Now, he feels sad about dad, that they no longer have contact. Mum is different, he has much less of a memory of her. I think he is mostly curious, he has asked to meet her, he wants her to see how well he is doing. I don't think his interest goes much further than that.
Sometimes he says to me he wishes his life could start again so he didn't have to be adopted, sometimes that comes from a place of wanting an intact and happy birth family, other times its because he wishes he was born to me.
I think on the whole he has made peace with it all. I've no doubt that when he does see them he will have a lot of questions for them. There is always a little undercurrent if sadness with him. But right now he is happy with life, he is a glass half full person, he lives in the moment and lives life to the full. He does what most 14 year olds do, he has friends, gets a lot of opportunities to do exciting things through scouts, he has just got his first job as a paper boy. He is doing ok and I'm very proud of him.

Andro Sun 30-Sep-18 13:57:30

We adopted our 2 after their parents were killed (car crash), we are family but the situation still has its challenges. Overall, they are glad we can keep their birth parents alive for them (they were wonderful people and dearly loved). DS has memories of his bio parents, he thinks he's lucky to have had "two awesome sets of parents when some children don't manage 1 awesome set". DD has no memories of her bio parents and goes through periods of being very angry that they were stolen from her - more of an issue as she hit the tween years - I think she sometimes experiences emotional conflict because she loves us but thinks it's a betrayal of her bio parents.

They've both had to work through complex emotions as they've grown up (One mid-teens one preteen), but I think it's been a little easier in some ways because they know that their parents are dead - there is a finality to the reason they were adopted and a clear narrative. I'm sure they'll have more feelings to work through as they continue to grow up.

They have a huge amount of animosity towards the driver who killed their parents!

Beebopdooowopdo Sun 30-Sep-18 14:24:57

Thank you both for sharing. I spend much of my time wondering what the tween and teen years hold for us. I teach teenagers so I dread it more in some ways!

OP’s posts: |
Yellowflowersgreengrass Sat 13-Oct-18 07:55:44

Such a shame this thread has hardly any responses, I would be interested to know too.

chocolatebrioche Tue 16-Oct-18 12:14:02

Our six year old has been with us for 6 months.

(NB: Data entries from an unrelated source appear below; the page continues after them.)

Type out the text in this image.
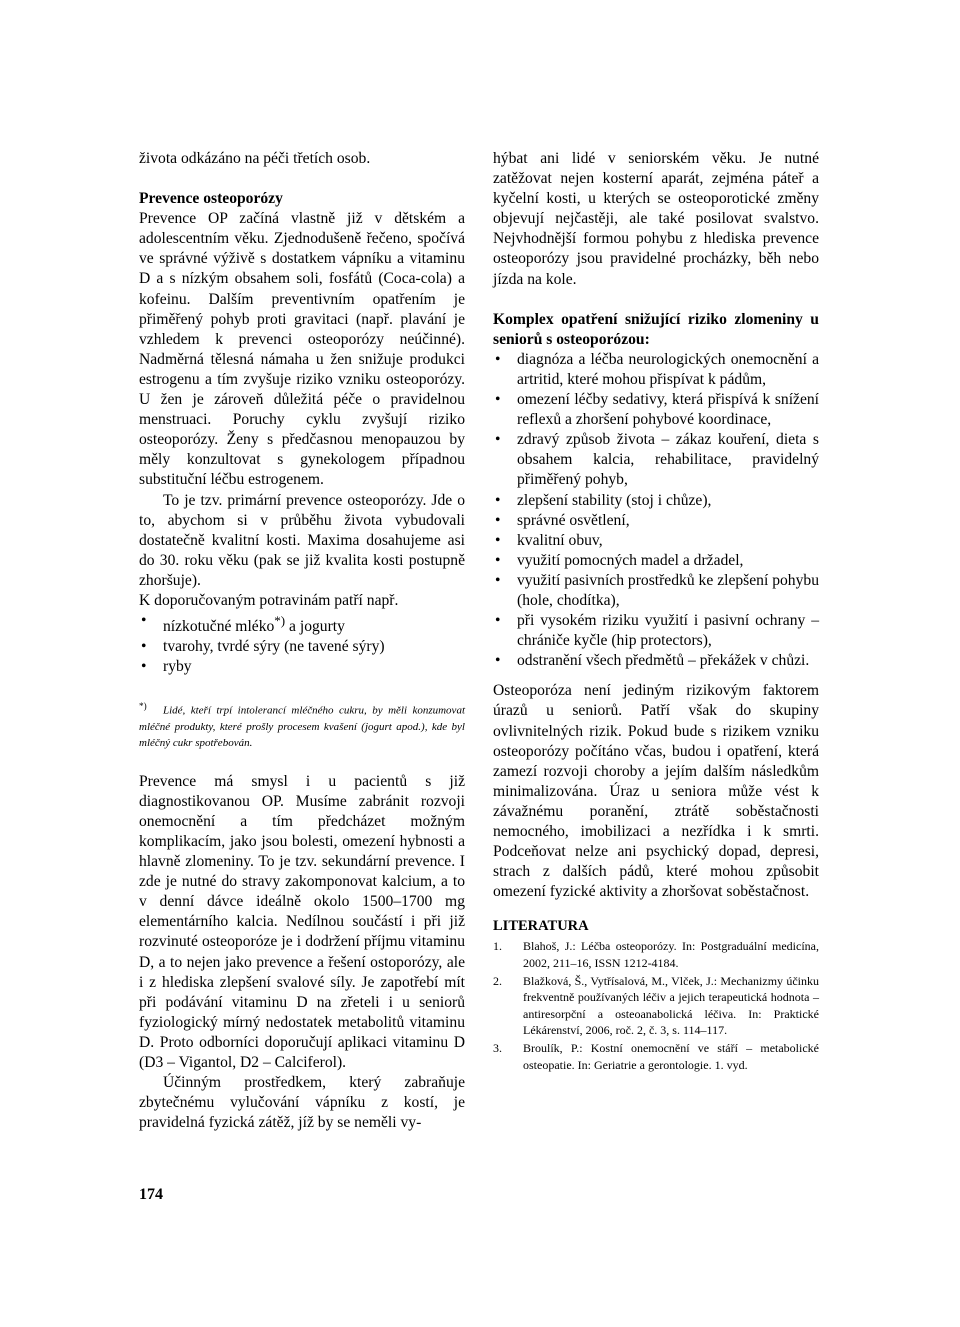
života odkázáno na péči třetích osob.

Prevence osteoporózy

Prevence OP začíná vlastně již v dětském a adolescentním věku. Zjednodušeně řečeno, spočívá ve správné výživě s dostatkem vápníku a vitaminu D a s nízkým obsahem soli, fosfátů (Coca-cola) a kofeinu. Dalším preventivním opatřením je přiměřený pohyb proti gravitaci (např. plavání je vzhledem k prevenci osteoporózy neúčinné). Nadměrná tělesná námaha u žen snižuje produkci estrogenu a tím zvyšuje riziko vzniku osteoporózy. U žen je zároveň důležitá péče o pravidelnou menstruaci. Poruchy cyklu zvyšují riziko osteoporózy. Ženy s předčasnou menopauzou by měly konzultovat s gynekologem případnou substituční léčbu estrogenem.

To je tzv. primární prevence osteoporózy. Jde o to, abychom si v průběhu života vybudovali dostatečně kvalitní kosti. Maxima dosahujeme asi do 30. roku věku (pak se již kvalita kosti postupně zhoršuje).

K doporučovaným potravinám patří např.

• nízkotučné mléko*) a jogurty
• tvarohy, tvrdé sýry (ne tavené sýry)
• ryby

*) Lidé, kteří trpí intolerancí mléčného cukru, by měli konzumovat mléčné produkty, které prošly procesem kvašení (jogurt apod.), kde byl mléčný cukr spotřebován.

Prevence má smysl i u pacientů s již diagnostikovanou OP. Musíme zabránit rozvoji onemocnění a tím předcházet možným komplikacím, jako jsou bolesti, omezení hybnosti a hlavně zlomeniny. To je tzv. sekundární prevence. I zde je nutné do stravy zakomponovat kalcium, a to v denní dávce ideálně okolo 1500–1700 mg elementárního kalcia. Nedílnou součástí i při již rozvinuté osteoporóze je i dodržení příjmu vitaminu D, a to nejen jako prevence a řešení ostoporózy, ale i z hlediska zlepšení svalové síly. Je zapotřebí mít při podávání vitaminu D na zřeteli i u seniorů fyziologický mírný nedostatek metabolitů vitaminu D. Proto odborníci doporučují aplikaci vitaminu D (D3 – Vigantol, D2 – Calciferol).

Účinným prostředkem, který zabraňuje zbytečnému vylučování vápníku z kostí, je pravidelná fyzická zátěž, jíž by se neměli vy-

hýbat ani lidé v seniorském věku. Je nutné zatěžovat nejen kosterní aparát, zejména páteř a kyčelní kosti, u kterých se osteoporotické změny objevují nejčastěji, ale také posilovat svalstvo. Nejvhodnější formou pohybu z hlediska prevence osteoporózy jsou pravidelné procházky, běh nebo jízda na kole.

Komplex opatření snižující riziko zlomeniny u seniorů s osteoporózou:

• diagnóza a léčba neurologických onemocnění a artritid, které mohou přispívat k pádům,
• omezení léčby sedativy, která přispívá k snížení reflexů a zhoršení pohybové koordinace,
• zdravý způsob života – zákaz kouření, dieta s obsahem kalcia, rehabilitace, pravidelný přiměřený pohyb,
• zlepšení stability (stoj i chůze),
• správné osvětlení,
• kvalitní obuv,
• využití pomocných madel a držadel,
• využití pasivních prostředků ke zlepšení pohybu (hole, chodítka),
• při vysokém riziku využití i pasivní ochrany – chrániče kyčle (hip protectors),
• odstranění všech předmětů – překážek v chůzi.

Osteoporóza není jediným rizikovým faktorem úrazů u seniorů. Patří však do skupiny ovlivnitelných rizik. Pokud bude s rizikem vzniku osteoporózy počítáno včas, budou i opatření, která zamezí rozvoji choroby a jejím dalším následkům minimalizována. Úraz u seniora může vést k závažnému poranění, ztrátě soběstačnosti nemocného, imobilizaci a nezřídka i k smrti. Podceňovat nelze ani psychický dopad, depresi, strach z dalších pádů, které mohou způsobit omezení fyzické aktivity a zhoršovat soběstačnost.

LITERATURA

1. Blahoš, J.: Léčba osteoporózy. In: Postgraduální medicína, 2002, 211–16, ISSN 1212-4184.
2. Blažková, Š., Vytřísalová, M., Vlček, J.: Mechanizmy účinku frekventně používaných léčiv a jejich terapeutická hodnota – antiresorpční a osteoanabolická léčiva. In: Praktické Lékárenství, 2006, roč. 2, č. 3, s. 114–117.
3. Broulík, P.: Kostní onemocnění ve stáří – metabolické osteopatie. In: Geriatrie a gerontologie. 1. vyd.
174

Right now, he's really angry with his birth parents. He's making sense of what's happened, and the challenge for us is finding some positive things to say about them, whilst staying honest about his past.
He's a bright and switched-on little boy, and his challenging behaviour is really tough to deal with, but he is settling well and I feel like he will work through the anger with time.
It's great that he talks about it - we are surprised at how often he does talk about his BP. On a positive note, he says he feels good to be living with us, and he thinks his social worker found him the right forever family. He's also once said that he wishes he'd come from my tummy, not BM, which was pretty heart-breaking to hear.